Optional: install Leiden support

If you plan to run --cluster-algo leiden, hierarchical_leiden, or leiden_dbscan, install the optional Leiden dependency:

python -m pip install .[leiden]

If this optional install fails, you can still run the default vdbscan pipeline.

Clustering modes

redcea supports several clustering backends:

  • vdbscan: default RedCEA mode with per-group eps estimation on the joint sample/background graph
  • dbscan: legacy TCRempNet mode on reduced embeddings, with pre-filtering of points with d1 > eps before running plain DBSCAN
  • leiden: graph clustering on the joint KNN graph
  • hierarchical_leiden: two-stage Leiden clustering
  • leiden_dbscan: Leiden followed by per-cluster DBSCAN refinement

Use dbscan if you need behavior closer to historical TCRempNet runs and want the old epsilon-based noise pre-filter back.

Verify the installation

Run the following commands in the activated environment:

python -c "import redcea, tcremp, mir; print('imports: OK')"
redcea --help
tcremp-run --help
pytest -q

Expected result:

  • imports succeed without ModuleNotFoundError
  • CLI help is printed for the requested commands
  • tests pass

Important limitation:

  • the test suite validates parser logic, helper functions, and a mocked pipeline smoke test
  • it does not replace a real run on a small dataset in your target environment

Recommended post-install smoke check

For a fresh server, use this validation sequence:

  1. install the package with python -m pip install -e .[test]
  2. run redcea --help
  3. run pytest -q
  4. run one small real dataset through redcea or tcremp-run
  5. confirm that expected output files are created and the log ends without runtime errors

Running RedCEA

Option 1: two-step execution

If you plan to compare multiple case samples against the same background repertoire, compute the background embeddings once with tcremp-run and reuse them in downstream redcea runs.

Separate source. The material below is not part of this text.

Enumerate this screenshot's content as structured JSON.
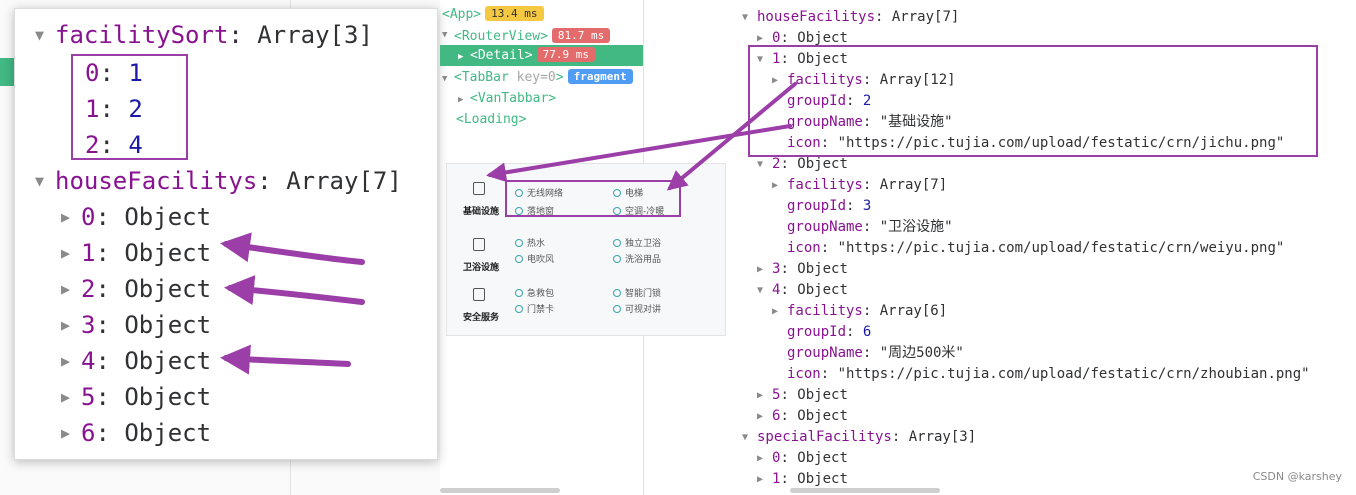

Step 1: compute embeddings

tcremp-run \
  --input /projects/immunestatus/airr_format/sample.tsv \
  --output ./results \
  --chain TRB \
  -np 48

This produces embedding outputs in ./results.

For large samples, embedding can take hours and requires substantial CPU and memory.

Step 2: run redcea on saved embeddings

redcea \
  -is /projects/immunestatus/airr_format/sample.tsv \
  -ib /projects/immunestatus/airr_format/background.tsv \
  -c TRB \
  -o ./results \
  -np 4 \
  -se ./results/sample_tcremp.parquet \
  -be ./results/background_tcremp.parquet

Use this mode when the embedding files already exist and you want to skip recomputation.

Option 2: end-to-end pipeline

redcea \
  -is sample.tsv \
  -ib background.tsv \
  -c TRB \
  -o ./results \
  -np 8

In this mode, embeddings for both sample and background are computed automatically if they are not already available.


CLI Tools

CLI Tool Description
tcremp-run Computes TCRemP embeddings and optional clustering
redcea Runs embedding, clustering, and enrichment
tcremp-cluster Clusters existing embeddings

Example: Yellow Fever Dataset

redcea \
  --sample /projects/immunestatus/pogorelyy/airr_format/yfv_day_15.txt \
  --background /projects/immunestatus/pogorelyy/airr_format/yfv_day_0.txt \
  --output /projects/immunestatus/pogorelyy/redcea/yfv_res \
  --chain TRB \
  --prefix yfv_result \
  -np 16

Output Files

Depending on the mode, the pipeline may create:

File Name Description
*_sample_embeddings.parquet Sample embeddings produced or reused by redcea
*_background_embeddings.parquet Background embeddings produced or reused by redcea
*_tcremp_clusters.tsv Cluster assignments for both sample and background clonotypes
*_summary_tcrempnet.tsv Per-cluster summary with counts, p-values, FDR, and log fold change
*_enriched_clonotypes_tcremp.tsv Clonotypes from enriched clusters
*_enriched_embeddings_tcremp.parquet Embeddings of enriched clonotypes with cluster metadata
*.log Run log for debugging and runtime tracking

What to check after a real run

Treat the run as successful only if all of the following are true:

  • the output directory exists
  • *_sample_embeddings.parquet and *_background_embeddings.parquet exist or were intentionally supplied as inputs
  • *_tcremp_clusters.tsv exists
  • *_summary_tcrempnet.tsv exists and contains cluster_id, cluster_size, sample, background, enrichment_fdr_zbinom, and log_fold_change
  • the log file ends with TCRempNet pipeline completed.

Input Expectations

The pipeline expects repertoire tables that can be parsed by the underlying tcremp AIRR-loading utilities.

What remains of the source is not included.